On Wed, May 31, 2023 at 05:07:00PM +0200, Jₑₙₛ Gustedt wrote:
> Rich,
> 
> on Wed, 31 May 2023 10:57:24 -0400 you (Rich Felker <dalias@...c.org>)
> wrote:
> 
> > On Wed, May 31, 2023 at 04:55:45PM +0200, Jₑₙₛ Gustedt wrote:
> > > Rich,
> > > 
> > > on Wed, 31 May 2023 10:41:29 -0400 you (Rich Felker
> > > <dalias@...c.org>) wrote:
> > >   
> > > > On Wed, May 31, 2023 at 04:36:43PM +0200, Jₑₙₛ Gustedt wrote:  
> >  [...]  
> >  [...]  
> >  [...]  
> > > > 
> > > > Can you cite that?  
> > > 
> > > sure, almost by heart, since I wrote that ;-)
> > > 
> > >   … with the possible exceptions of signed bit-precise integer types
> > >   and of signed extended integer types that are wider than `long
> > > long` and that are referred by the type definition for an exact
> > > width integer type
> > >   
> > > > Because I don't see it. I still see that intmax_t
> > > > has to be at least as wide as all the intN_t.  
> > > 
> > > I seems that you read that the wrong way around.  
> > 
> > OK, so AIUI based on this exception it's permitted but not required to
> > offer int128_t.
> 
> yes
> 
> But compilers can never offer it if there is not minimal C library
> support, which we are doing here. This is the only way we found in
> yearlong discussions in WG14 to get us out of this intmax_t ABI trap.
> 
> For the 128 bit types in particular this answers numerous requests by
> users who want to have these in different contexts and where quite
> frustrated that compilers have these since decades but where not able
> to announce them officially, not even as extended integer types.

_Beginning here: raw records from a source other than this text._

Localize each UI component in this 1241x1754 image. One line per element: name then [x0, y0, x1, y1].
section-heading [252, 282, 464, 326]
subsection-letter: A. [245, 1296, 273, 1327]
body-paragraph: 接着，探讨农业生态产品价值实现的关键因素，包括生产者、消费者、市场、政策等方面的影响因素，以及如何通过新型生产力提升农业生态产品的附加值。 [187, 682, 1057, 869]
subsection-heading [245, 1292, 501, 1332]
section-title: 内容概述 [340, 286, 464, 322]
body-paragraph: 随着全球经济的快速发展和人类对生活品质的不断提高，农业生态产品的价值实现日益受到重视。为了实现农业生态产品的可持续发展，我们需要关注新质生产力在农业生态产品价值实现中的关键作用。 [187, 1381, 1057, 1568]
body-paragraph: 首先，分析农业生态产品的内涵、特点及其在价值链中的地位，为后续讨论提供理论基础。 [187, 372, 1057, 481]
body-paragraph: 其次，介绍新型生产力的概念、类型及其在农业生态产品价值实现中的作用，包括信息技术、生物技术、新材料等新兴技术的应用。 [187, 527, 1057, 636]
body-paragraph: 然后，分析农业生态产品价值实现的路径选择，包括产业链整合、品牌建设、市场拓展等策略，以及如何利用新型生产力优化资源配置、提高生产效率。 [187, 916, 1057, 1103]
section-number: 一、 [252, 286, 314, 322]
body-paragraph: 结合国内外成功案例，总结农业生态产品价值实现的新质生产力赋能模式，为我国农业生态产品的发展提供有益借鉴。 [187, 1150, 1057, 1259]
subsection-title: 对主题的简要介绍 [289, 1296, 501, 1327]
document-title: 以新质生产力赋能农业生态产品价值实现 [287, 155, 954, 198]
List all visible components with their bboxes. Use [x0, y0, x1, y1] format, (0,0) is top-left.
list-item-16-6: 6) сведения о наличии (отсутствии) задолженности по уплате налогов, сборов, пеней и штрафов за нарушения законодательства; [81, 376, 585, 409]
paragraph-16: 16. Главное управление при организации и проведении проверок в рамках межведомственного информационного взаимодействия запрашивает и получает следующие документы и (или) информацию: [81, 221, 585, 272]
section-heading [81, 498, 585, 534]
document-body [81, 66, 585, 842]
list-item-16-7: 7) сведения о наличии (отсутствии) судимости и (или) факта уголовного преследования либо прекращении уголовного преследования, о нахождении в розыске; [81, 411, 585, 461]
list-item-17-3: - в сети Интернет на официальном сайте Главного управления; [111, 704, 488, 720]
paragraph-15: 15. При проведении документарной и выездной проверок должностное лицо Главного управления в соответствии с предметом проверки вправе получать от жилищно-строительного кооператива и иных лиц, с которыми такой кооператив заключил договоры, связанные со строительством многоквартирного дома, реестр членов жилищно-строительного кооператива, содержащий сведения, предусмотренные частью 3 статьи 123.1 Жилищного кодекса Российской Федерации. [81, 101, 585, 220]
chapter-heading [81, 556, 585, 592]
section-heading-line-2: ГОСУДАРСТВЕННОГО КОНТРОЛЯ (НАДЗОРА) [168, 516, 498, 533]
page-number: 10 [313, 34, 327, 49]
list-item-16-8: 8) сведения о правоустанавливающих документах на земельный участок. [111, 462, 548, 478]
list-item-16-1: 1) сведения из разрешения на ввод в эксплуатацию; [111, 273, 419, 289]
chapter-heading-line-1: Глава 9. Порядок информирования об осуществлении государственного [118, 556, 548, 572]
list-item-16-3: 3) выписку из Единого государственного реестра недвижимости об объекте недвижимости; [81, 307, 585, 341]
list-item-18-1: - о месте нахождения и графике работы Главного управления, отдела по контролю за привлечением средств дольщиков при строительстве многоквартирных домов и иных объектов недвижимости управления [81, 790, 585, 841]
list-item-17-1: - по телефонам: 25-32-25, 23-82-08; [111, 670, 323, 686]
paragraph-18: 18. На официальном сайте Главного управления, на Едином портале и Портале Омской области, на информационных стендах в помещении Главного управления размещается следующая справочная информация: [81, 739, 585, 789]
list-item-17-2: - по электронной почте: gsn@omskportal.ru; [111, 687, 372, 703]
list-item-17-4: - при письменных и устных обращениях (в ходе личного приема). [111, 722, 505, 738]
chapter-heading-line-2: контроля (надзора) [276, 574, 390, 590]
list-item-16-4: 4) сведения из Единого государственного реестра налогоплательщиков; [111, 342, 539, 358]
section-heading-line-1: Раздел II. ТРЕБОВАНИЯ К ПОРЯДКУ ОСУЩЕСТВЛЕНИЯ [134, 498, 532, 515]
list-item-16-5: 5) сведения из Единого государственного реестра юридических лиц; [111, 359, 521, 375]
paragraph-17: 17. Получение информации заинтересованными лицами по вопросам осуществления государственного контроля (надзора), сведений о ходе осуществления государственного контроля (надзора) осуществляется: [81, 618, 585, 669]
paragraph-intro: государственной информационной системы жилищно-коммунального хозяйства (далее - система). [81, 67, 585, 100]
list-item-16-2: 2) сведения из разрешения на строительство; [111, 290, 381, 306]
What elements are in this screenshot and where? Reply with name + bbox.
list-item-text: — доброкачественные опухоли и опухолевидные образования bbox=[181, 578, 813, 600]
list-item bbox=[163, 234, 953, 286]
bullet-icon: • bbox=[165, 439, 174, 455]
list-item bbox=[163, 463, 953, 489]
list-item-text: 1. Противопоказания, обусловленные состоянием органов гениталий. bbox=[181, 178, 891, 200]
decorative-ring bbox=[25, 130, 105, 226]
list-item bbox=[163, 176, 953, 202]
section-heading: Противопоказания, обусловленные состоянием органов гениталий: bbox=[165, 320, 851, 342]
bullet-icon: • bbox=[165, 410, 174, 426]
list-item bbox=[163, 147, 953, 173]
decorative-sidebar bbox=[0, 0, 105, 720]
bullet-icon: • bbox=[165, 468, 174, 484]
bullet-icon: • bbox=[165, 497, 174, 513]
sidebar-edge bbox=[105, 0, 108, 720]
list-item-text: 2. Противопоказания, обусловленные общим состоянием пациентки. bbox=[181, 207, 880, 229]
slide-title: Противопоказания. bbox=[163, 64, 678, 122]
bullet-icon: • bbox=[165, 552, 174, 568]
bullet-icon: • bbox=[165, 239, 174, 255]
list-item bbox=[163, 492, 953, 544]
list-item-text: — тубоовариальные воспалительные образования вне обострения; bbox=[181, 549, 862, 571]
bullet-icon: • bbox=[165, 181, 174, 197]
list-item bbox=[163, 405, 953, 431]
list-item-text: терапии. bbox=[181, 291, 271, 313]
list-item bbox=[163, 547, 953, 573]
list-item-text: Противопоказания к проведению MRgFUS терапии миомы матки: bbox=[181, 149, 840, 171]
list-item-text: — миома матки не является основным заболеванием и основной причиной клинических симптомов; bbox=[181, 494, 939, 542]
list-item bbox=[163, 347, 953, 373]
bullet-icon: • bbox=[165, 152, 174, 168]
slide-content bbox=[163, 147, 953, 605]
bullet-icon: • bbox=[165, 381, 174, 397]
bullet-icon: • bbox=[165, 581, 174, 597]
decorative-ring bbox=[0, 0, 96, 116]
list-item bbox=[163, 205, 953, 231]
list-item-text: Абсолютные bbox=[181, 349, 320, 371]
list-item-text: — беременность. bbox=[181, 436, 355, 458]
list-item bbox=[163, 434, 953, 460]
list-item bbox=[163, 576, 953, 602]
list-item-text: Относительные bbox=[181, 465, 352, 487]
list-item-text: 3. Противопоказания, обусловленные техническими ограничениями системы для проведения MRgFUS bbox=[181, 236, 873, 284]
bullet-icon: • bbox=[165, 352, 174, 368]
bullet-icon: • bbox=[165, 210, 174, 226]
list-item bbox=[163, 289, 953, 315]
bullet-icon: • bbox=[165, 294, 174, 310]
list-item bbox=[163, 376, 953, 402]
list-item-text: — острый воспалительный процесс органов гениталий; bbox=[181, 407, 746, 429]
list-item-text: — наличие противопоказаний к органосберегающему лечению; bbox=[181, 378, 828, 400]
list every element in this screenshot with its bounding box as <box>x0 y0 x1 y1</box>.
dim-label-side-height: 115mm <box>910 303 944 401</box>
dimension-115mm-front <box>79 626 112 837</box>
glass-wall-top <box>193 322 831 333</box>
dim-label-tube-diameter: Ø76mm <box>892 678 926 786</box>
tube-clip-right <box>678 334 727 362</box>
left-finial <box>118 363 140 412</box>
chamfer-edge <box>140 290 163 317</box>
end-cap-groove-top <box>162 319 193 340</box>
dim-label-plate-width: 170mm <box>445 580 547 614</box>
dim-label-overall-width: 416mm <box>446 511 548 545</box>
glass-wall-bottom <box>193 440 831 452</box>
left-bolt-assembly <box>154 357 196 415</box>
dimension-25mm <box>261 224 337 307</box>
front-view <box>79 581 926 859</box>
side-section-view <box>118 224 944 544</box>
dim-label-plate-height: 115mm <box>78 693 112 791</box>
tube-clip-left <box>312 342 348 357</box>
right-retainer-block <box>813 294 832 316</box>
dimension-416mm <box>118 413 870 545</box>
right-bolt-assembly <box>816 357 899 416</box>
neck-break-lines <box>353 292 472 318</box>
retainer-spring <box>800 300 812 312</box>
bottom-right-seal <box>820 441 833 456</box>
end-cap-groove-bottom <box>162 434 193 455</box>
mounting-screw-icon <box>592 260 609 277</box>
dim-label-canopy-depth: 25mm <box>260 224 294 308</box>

OK, well this whole thread/topic then is a request/proposal for
extended functionality, not part of C23 support, and needs to be
considered as such.

I'm sorry there seems to have been a misunderstanding here. I'm trying
to understand where you're coming from, and I think now you were
probably looking at the intmax_t situation as if int128_t was
something we wanted to offer, but couldn't because of ABI
requirements. Whereas I was always looking at compounding library
support for larger and larger types as an odious requirement that
intmax_t helped us avoid.

I *do* think there is demand for being able to compute with
larger-than-int64 integer types, and this is a good thing, but it's a
problem _BitInt solves entirely without imposing any heavy library
requirements. I don't think "printing a 128 bit number in decimal" is
very useful functionality. Hex, maybe, but then 256+ is really what
you would want (for key material etc).

I'm sorry for sending you down a road of implementing this stuff in a
way that'd be plausible for inclusion in musl based on a
misunderstanding that it was a requirement for C23 support.